Tentang Survei LSI, Persepsi Positif Penegakan Hukum Nasional, Praktisi Hukum Minta Presiden Evaluasi Kinerja Menkopolhukam
Presiden Jokowi perlu mengevaluasi kinerja Menko Polhukam karena dinilai kerap melontarkan isu yang dinilai kontroversi di tengah publik.

By Achmad MP 24 Jan 2023, 21:03:19 WIB Nasional
Tentang Survei LSI, Persepsi Positif Penegakan Hukum Nasional, Praktisi Hukum Minta Presiden Evaluasi Kinerja Menkopolhukam

Keterangan Gambar : praktisi hukum


Megapolitanpos.com, Jakarta - Jajak pendapat terbaru Lembaga Survei Indonesia (LSI) menunjukkan ada peningkatan persepsi positif dalam penegakan hukum nasional. Survei dilakukan dalam rentang 7-11 Januari 2023, menempatkan 1.221 responden dengan tingkat kepercayaan mencapai 95 persen. 

Dalam temuan survei, Direktur Eksekutif LSI Djayadi Hanan belum lama ini mengatakan, terjadi peningkatan persepsi positif terkait kondisi penegakan hukum. Sebaliknya, persepsi negatif mengalami penurunan cukup signifikan.

“Ada 27,6 persen yang menilai kondisi penegakan hukum dalam kondisi baik.
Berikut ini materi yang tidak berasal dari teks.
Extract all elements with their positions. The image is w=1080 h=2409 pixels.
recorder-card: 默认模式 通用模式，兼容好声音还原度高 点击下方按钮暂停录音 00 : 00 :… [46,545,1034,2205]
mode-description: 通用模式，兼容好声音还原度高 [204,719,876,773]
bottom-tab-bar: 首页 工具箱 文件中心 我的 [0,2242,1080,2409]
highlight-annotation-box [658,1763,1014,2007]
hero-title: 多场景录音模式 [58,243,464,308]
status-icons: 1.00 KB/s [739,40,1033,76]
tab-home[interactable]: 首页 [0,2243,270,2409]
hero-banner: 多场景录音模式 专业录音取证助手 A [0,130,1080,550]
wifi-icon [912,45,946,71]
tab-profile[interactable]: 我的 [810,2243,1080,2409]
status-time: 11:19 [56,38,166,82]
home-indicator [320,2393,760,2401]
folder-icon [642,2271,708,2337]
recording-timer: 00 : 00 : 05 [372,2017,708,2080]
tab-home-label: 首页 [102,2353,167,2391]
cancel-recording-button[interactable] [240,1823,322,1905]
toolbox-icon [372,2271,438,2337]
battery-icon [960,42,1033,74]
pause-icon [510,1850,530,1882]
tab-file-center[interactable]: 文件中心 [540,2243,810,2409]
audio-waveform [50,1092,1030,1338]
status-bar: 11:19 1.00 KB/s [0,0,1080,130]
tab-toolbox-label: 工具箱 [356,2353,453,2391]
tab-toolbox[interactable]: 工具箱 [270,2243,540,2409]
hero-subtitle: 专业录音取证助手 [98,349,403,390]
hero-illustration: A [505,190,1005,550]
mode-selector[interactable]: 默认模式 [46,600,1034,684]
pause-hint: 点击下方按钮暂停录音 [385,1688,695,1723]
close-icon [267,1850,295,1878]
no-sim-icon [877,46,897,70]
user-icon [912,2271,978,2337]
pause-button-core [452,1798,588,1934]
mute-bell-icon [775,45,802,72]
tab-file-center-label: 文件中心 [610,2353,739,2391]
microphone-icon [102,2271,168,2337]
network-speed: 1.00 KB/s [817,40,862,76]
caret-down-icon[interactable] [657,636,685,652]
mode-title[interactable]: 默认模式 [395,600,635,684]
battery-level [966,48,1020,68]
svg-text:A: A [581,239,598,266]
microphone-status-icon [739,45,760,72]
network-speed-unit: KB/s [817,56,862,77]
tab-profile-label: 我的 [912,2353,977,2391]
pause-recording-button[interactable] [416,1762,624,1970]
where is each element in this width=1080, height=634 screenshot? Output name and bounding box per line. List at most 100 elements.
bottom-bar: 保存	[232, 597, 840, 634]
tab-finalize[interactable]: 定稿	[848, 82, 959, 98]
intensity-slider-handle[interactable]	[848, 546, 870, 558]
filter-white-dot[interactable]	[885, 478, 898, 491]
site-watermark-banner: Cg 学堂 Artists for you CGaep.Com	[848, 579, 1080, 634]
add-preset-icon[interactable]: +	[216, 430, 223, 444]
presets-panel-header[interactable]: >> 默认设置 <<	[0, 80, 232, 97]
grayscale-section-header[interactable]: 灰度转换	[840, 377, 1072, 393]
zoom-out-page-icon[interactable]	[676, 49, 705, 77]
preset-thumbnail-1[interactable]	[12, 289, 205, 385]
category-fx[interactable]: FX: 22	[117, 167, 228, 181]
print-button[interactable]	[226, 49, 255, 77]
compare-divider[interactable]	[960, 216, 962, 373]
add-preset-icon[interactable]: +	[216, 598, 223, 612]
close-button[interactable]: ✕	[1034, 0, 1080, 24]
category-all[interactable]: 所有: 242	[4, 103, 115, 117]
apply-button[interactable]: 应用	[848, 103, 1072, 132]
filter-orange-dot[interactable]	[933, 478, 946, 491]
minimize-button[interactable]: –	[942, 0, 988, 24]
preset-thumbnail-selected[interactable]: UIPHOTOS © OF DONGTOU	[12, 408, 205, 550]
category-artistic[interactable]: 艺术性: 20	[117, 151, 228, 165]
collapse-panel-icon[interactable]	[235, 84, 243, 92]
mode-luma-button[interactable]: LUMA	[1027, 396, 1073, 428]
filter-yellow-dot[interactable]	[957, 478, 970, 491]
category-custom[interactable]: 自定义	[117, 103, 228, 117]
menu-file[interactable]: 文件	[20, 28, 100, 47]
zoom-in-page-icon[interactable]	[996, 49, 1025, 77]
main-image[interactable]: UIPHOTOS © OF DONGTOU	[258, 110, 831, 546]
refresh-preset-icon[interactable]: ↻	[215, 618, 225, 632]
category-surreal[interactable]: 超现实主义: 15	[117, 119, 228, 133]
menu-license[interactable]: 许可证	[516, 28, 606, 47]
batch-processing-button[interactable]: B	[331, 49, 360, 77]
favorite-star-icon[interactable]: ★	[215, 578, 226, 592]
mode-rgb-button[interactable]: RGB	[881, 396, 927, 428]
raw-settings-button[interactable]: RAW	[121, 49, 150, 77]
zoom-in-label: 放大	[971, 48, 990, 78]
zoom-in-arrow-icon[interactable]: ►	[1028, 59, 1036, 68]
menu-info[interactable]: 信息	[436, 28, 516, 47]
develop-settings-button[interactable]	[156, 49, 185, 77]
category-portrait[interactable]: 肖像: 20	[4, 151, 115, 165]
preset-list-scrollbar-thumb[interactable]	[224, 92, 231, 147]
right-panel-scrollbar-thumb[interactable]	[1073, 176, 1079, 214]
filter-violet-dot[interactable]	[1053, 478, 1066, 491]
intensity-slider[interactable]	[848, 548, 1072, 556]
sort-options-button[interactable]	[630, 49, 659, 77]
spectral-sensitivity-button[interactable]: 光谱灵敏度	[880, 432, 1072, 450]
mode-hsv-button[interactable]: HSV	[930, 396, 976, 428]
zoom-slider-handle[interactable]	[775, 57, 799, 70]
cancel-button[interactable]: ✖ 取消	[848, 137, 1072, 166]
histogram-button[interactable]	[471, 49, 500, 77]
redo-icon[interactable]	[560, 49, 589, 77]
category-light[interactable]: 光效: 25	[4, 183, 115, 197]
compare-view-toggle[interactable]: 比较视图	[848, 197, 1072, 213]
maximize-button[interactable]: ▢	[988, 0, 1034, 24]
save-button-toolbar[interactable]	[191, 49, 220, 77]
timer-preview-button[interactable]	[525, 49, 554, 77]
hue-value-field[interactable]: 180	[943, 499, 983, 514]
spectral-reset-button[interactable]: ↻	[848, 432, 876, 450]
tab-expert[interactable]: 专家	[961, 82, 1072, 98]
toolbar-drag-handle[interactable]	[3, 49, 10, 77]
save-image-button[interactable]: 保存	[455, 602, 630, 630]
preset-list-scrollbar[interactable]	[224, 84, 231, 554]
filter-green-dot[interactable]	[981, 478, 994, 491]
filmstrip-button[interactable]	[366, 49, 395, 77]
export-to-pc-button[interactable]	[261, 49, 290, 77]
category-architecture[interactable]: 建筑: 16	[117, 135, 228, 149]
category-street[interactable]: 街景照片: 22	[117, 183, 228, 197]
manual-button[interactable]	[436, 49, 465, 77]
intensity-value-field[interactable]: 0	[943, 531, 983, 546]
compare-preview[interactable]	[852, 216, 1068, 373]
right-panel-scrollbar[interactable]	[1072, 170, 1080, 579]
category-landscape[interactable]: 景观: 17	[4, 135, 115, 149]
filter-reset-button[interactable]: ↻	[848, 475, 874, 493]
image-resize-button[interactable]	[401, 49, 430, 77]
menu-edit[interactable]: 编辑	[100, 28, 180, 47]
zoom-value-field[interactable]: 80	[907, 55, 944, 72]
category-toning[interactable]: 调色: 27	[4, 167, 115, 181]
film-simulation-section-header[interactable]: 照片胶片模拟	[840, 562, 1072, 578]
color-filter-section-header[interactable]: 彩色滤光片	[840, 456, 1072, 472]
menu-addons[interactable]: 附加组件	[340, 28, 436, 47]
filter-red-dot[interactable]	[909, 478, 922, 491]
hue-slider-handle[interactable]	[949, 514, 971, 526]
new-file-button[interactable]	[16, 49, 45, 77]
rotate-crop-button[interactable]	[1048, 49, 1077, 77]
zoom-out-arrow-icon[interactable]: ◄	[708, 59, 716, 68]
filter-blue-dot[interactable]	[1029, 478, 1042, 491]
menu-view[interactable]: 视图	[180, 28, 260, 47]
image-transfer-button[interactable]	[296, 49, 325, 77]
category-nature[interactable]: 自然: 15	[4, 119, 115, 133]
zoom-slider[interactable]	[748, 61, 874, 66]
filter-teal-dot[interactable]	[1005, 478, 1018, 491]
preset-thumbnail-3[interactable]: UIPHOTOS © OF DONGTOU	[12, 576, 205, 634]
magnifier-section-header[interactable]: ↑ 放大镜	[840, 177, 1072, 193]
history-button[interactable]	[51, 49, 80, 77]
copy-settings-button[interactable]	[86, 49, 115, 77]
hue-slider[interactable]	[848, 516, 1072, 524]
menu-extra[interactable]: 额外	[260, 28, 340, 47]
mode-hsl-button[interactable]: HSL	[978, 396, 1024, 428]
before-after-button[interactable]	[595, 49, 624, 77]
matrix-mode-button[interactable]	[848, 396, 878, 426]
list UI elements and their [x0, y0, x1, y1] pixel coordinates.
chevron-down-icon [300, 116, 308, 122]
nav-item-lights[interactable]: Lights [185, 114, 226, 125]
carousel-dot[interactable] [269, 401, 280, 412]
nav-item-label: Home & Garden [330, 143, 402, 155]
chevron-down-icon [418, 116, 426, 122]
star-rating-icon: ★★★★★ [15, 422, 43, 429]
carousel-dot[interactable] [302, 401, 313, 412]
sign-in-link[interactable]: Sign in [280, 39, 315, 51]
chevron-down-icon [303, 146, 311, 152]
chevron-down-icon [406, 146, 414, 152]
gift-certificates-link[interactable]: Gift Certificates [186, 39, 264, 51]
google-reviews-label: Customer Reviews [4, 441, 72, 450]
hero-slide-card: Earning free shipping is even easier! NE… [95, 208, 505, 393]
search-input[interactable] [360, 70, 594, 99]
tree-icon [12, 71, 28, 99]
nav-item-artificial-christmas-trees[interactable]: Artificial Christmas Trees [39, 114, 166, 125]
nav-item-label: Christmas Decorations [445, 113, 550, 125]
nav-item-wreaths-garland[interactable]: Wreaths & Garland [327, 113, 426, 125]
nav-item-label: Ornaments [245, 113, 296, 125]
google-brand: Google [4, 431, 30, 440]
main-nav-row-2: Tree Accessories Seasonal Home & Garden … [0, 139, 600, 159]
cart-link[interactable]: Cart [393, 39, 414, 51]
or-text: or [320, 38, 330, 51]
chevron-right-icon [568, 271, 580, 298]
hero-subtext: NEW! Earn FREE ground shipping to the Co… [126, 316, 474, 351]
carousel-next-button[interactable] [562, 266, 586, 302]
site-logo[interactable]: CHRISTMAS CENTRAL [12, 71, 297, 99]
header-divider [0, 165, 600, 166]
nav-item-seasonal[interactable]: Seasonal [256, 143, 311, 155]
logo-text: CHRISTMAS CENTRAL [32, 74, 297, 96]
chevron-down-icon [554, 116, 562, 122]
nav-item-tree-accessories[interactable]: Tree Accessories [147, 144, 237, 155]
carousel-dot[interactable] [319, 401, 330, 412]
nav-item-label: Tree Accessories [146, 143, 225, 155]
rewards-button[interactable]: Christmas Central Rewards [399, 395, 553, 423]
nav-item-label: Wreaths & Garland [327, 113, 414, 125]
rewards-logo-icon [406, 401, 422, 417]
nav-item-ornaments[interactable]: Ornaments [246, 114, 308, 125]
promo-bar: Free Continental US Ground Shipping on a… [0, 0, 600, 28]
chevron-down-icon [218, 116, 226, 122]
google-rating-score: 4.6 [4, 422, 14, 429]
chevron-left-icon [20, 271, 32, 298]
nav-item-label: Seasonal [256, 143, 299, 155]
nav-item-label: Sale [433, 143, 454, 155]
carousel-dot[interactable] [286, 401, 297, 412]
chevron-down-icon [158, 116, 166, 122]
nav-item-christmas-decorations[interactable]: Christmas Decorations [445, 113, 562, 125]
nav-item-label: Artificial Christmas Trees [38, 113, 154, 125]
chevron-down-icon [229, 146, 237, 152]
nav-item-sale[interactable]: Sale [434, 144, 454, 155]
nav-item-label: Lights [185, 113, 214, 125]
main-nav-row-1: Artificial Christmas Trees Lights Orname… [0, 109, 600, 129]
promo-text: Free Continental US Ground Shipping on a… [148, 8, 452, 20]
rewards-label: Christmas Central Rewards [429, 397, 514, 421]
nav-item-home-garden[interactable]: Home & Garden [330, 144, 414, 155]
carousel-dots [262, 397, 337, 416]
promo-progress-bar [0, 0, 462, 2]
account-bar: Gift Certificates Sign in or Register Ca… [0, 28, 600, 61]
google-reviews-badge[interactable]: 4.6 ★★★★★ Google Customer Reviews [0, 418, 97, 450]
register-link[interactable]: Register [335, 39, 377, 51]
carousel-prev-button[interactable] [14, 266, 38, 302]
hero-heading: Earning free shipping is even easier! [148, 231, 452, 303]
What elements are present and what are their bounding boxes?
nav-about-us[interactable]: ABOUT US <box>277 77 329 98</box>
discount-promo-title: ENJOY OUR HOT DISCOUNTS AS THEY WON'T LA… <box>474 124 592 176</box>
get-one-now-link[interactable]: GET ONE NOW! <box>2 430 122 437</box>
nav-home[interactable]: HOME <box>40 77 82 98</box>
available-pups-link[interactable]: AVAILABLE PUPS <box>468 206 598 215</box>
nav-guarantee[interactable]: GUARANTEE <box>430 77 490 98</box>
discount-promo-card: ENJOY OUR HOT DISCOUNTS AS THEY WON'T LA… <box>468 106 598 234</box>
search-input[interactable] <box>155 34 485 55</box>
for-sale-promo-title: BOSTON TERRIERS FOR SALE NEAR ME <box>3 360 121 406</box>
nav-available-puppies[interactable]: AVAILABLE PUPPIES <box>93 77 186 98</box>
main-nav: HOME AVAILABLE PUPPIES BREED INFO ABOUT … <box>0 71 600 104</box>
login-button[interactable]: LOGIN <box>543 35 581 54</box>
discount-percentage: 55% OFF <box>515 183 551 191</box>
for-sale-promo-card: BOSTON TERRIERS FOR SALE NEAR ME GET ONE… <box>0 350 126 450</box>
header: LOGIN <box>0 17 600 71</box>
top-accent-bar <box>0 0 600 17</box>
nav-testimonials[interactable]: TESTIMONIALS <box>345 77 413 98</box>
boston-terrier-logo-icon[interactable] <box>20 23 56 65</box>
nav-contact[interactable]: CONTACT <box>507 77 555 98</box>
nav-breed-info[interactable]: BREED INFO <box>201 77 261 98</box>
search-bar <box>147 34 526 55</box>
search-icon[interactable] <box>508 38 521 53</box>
Ada kenaikan dari 23,4 persen dari temuan Oktober 2022,” kata Djayadi saat memaparkan hasil survei bertajuk Kinerja Presiden, Pencabutan PPKM, Ketersediaan Bahan Pokok dan BBM, serta Peta Politik Terkini secara virtual, pada Minggu (22/1). 

Baca Lainnya :

    Menurut Djayadi, kerja-kerja Kejaksaan menjadi salah satu penopang meningkatnya persepsi positif masyarakat terkait kondisi penegakan hukum. 

    Menanggapi hal itu praktisi hukum Nurseylla Indra Mengatakan dirinya sangat mengapresiasi apa yang telah dicapai selama pemerintahan Jokowi terkait penegakan hukum.

    "Terkait dengan kinerja penegakkan hukum jelang akhir masa jabatan Pemerintahan Presiden Joko Widodo (Jokowi), sebagai praktisi hukum tentunya kami sangat mengapresiasi," ujarnya, di Jakarta (24/01/2023).

    Namun demikian kata Sheylla, Presiden Jokowi perlu mengevaluasi kinerja Menko Polhukam karena dinilai kerap melontarkan isu yang dinilai kontroversi di tengah publik.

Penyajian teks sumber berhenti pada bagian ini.